Interpretable models
Once the researchers derived sparse representations of numerous proteins, they employed an AI assistant named Claude (connected to the well-known Anthropic chatbot of the same name) to evaluate the representations. In this instance, they instructed Claude to juxtapose the sparse representations with the known characteristics of each protein, such as molecular function, protein family, or cellular location.

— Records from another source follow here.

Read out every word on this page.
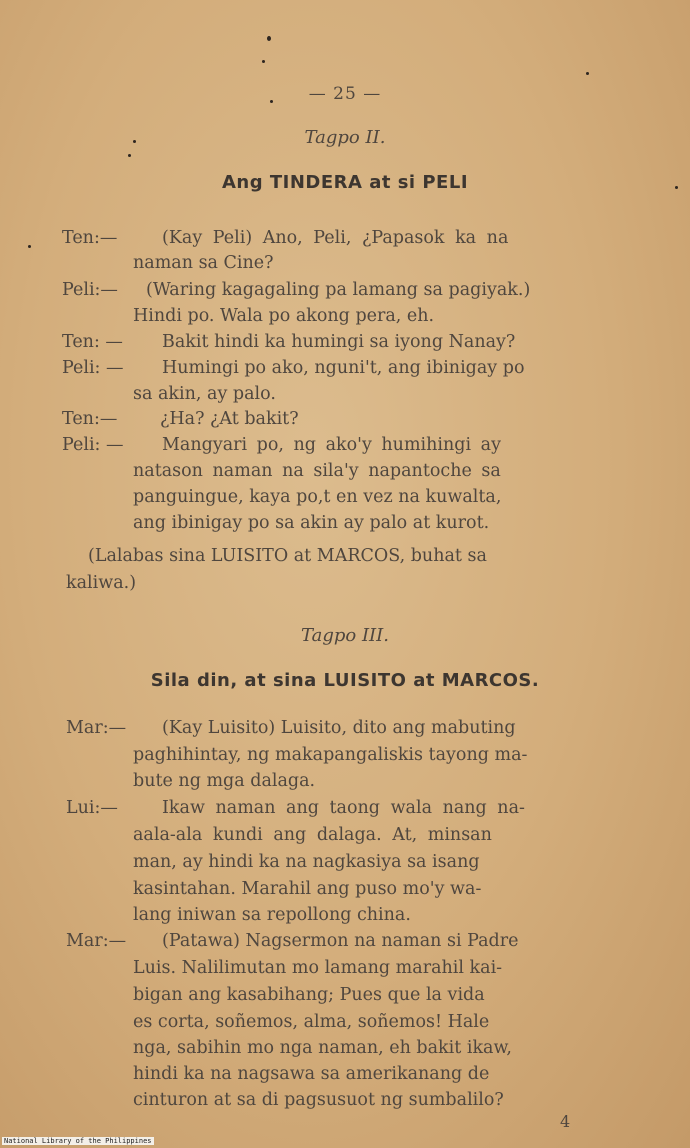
— 25 —
Tagpo II.
Ang TINDERA at si PELI
Ten:—	(Kay Peli) Ano, Peli, ¿Papasok ka na
naman sa Cine?
Peli:— (Waring kagagaling pa lamang sa pagiyak.)
Hindi po. Wala po akong pera, eh.
Ten: — Bakit hindi ka humingi sa iyong Nanay?
Peli: — Humingi po ako, nguni't, ang ibinigay po
sa akin, ay palo.
Ten:— ¿Ha? ¿At bakit?
Peli: — Mangyari po, ng ako'y humihingi ay
natason naman na sila'y napantoche sa
panguingue, kaya po,t en vez na kuwalta,
ang ibinigay po sa akin ay palo at kurot.
(Lalabas sina LUISITO at MARCOS, buhat sa
kaliwa.)
Tagpo III.
Sila din, at sina LUISITO at MARCOS.
Mar:— (Kay Luisito) Luisito, dito ang mabuting
paghihintay, ng makapangaliskis tayong ma-
bute ng mga dalaga.
Lui:—	Ikaw naman ang taong wala nang na-
aala-ala kundi ang dalaga. At, minsan
man, ay hindi ka na nagkasiya sa isang
kasintahan. Marahil ang puso mo'y wa-
lang iniwan sa repollong china.
Mar:— (Patawa) Nagsermon na naman si Padre
Luis. Nalilimutan mo lamang marahil kai-
bigan ang kasabihang; Pues que la vida
es corta, soñemos, alma, soñemos! Hale
nga, sabihin mo nga naman, eh bakit ikaw,
hindi ka na nagsawa sa amerikanang de
cinturon at sa di pagsusuot ng sumbalilo?
4
National Library of the Philippines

By dissecting thousands of representations, Claude can identify which nodes correspond to specific protein features and then articulate them in straightforward language. For instance, the algorithm might state, “This neuron seems to detect proteins involved in transmembrane transport of ions or amino acids, particularly those situated in the plasma membrane.”
This procedure renders the nodes notably more “interpretable,” allowing the researchers to discern what each node encodes. They discovered that the features most frequently encoded by these nodes were protein family and several functions, encompassing various metabolic and biosynthetic processes.
“When one trains a sparse autoencoder, the goal isn’t to enhance interpretability, but it turns out that by encouraging the representation to be extremely sparse, that leads to interpretability,” Gujral remarks.
Grasping what features a specific protein model encodes could assist researchers in selecting the ideal model for a given task or adjusting the types of input provided to the model to yield optimal results. In addition, analyzing the features encoded by a model might one day enable biologists to uncover new insights about the proteins under investigation.
“At some juncture, as the models evolve and become significantly more powerful, you could glean more biology than currently understood by unveiling the models,” Gujral states.
The research received support from the National Institutes of Health.